(g) Opinion of Counsel for the Selling Stockholders. Each of (i) Gibson, Dunn & Crutcher LLP, counsel for the Selling Stockholders, (ii), Frederic Dorwart, Lawyers PLLC, Oklahoma counsel for Argonaut Holdings, LLC, (iii) Maples and Calder (Cayman) LLP, Cayman Islands counsel for SC Partner LP, (iv) Gadsen Schneider & Woodward LLP, Pennsylvania counsel for The McCabe Family Trust and (v) DLA Piper LLP (US), Pennsylvania counsel to Sanctuary Bay LLC and Maryland counsel to Eric Thompson Revocable Trust, shall have furnished to the Representatives, at the request of the Selling Stockholders, their written opinion, dated the Closing Date or the Additional Closing Date, as the case may be, and addressed to the Underwriters, in form and substance reasonably satisfactory to the Representatives.
(h) Opinion and 10b-5 Statement of Counsel for the Underwriters.

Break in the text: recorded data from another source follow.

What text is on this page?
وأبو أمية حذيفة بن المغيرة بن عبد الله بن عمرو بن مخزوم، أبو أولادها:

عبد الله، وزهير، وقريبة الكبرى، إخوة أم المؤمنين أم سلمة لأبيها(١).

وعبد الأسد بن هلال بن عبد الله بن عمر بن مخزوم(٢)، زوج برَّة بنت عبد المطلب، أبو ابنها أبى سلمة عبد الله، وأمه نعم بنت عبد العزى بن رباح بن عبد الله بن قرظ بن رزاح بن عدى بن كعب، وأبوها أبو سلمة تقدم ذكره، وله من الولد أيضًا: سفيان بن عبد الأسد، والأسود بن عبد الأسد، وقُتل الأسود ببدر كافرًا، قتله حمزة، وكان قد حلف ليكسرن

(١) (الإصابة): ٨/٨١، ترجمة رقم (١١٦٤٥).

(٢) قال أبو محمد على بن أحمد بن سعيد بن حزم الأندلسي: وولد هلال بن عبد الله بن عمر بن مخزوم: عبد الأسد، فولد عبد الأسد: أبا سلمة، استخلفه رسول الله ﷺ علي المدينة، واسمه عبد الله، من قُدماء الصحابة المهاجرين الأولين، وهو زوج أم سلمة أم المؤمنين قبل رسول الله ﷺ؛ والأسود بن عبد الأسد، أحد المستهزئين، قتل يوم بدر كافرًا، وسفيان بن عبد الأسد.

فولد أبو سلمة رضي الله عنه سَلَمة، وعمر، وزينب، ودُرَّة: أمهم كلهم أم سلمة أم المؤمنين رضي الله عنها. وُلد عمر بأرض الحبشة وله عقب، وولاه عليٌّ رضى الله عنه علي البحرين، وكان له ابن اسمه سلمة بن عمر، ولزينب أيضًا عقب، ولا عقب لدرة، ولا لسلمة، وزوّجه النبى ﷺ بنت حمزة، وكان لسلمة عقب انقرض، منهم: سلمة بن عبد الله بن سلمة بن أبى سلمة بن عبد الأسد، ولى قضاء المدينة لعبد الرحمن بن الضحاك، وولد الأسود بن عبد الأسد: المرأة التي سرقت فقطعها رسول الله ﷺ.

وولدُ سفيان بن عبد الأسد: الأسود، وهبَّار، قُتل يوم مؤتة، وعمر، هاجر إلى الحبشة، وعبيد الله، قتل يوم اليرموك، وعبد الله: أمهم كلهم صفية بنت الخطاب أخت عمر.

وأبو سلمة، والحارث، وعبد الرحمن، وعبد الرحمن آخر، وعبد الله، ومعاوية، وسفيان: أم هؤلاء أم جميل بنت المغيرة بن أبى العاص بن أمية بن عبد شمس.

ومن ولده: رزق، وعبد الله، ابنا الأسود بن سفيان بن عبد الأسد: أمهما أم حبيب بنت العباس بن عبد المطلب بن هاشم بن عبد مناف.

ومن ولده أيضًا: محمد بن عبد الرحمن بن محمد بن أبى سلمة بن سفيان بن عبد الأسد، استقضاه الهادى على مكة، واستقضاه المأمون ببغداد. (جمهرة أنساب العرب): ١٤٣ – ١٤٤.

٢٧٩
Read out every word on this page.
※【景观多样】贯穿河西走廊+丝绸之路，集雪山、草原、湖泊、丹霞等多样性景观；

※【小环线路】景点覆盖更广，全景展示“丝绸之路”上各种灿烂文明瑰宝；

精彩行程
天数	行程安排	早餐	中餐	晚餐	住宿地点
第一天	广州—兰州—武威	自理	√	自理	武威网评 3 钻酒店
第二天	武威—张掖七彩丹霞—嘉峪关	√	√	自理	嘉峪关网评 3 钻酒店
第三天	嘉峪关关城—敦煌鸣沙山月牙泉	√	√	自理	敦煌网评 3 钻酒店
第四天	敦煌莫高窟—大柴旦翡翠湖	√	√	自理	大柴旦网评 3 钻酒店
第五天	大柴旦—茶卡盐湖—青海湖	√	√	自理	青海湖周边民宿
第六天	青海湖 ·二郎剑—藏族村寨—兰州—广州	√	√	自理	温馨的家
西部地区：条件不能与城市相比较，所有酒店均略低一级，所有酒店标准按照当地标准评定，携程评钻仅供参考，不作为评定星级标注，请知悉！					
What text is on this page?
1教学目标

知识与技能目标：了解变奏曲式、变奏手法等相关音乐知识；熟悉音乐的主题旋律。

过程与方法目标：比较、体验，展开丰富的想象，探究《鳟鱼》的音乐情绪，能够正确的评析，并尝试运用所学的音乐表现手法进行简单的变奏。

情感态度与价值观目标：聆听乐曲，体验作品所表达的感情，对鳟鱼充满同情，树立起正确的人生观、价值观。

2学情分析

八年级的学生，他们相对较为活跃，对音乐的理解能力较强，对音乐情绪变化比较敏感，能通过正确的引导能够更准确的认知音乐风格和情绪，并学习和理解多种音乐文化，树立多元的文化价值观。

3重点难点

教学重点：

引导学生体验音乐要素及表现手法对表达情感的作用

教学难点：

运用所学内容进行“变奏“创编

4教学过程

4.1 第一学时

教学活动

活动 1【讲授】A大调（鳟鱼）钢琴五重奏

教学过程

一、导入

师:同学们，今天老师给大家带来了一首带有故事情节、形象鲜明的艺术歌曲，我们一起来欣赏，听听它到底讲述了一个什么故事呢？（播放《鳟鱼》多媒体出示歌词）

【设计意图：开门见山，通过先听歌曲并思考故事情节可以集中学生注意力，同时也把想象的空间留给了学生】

The Representatives shall have received on and as of the Closing Date or the Additional Closing Date, as the case may be, an opinion and 10b-5 statement, addressed to the Underwriters, of Fried, Frank, Harris, Shriver & Jacobson LLP, counsel for the Underwriters, with respect to such matters as the Representatives may reasonably request, and such counsel shall have received such documents and information as they may reasonably request to enable them to pass upon such matters.
(i) Opinion of Chief Legal Officer. The Representatives shall have received on and as of the Closing Date or the Additional Closing Date, as the case may be, an opinion of Jennifer Y. Ishiguro, Chief Legal Officer of each StepStone Party, in form and substance reasonably satisfactory to the Representatives to the effect set forth in Annex D hereto.
(j) No Legal Impediment to Sale. No action shall have been taken and no statute, rule, regulation or order shall have been enacted, adopted or issued by any federal, state or foreign governmental or regulatory authority that would, as of the Closing Date or the Additional Closing Date, as the case may be, prevent the sale of the Shares; and no injunction or order of any federal, state or foreign court shall have been issued that would, as of the Closing Date or the Additional Closing Date, as the case may be, prevent the sale of the Shares.
(k) Good Standing. The Representatives shall have received on and as of the Closing Date or the Additional Closing Date, as the case may be, satisfactory evidence of the good standing of each StepStone Party and its significant subsidiaries in their respective jurisdictions of organization and its good standing in such other jurisdictions as the Representatives may reasonably request, in each case in writing or any standard form of telecommunication from the appropriate governmental authorities of such jurisdictions.
(l) Exchange Listing. The Shares to be delivered on the Closing Date or the Additional Closing Date, as the case may be, shall have been approved for listing on the Nasdaq Market, subject to official notice of issuance.
(m) Lock-up Agreements. The “lock-up” agreements, each substantially in the form of Exhibit A hereto, between you and certain equityholders, officers and directors of the StepStone Parties, including the Selling Stockholders, relating to sales and certain other dispositions of shares of Stock or certain other securities, delivered to you on or before the date hereof, shall be in full force and effect on the Closing Date or the Additional Closing Date, as the case may be.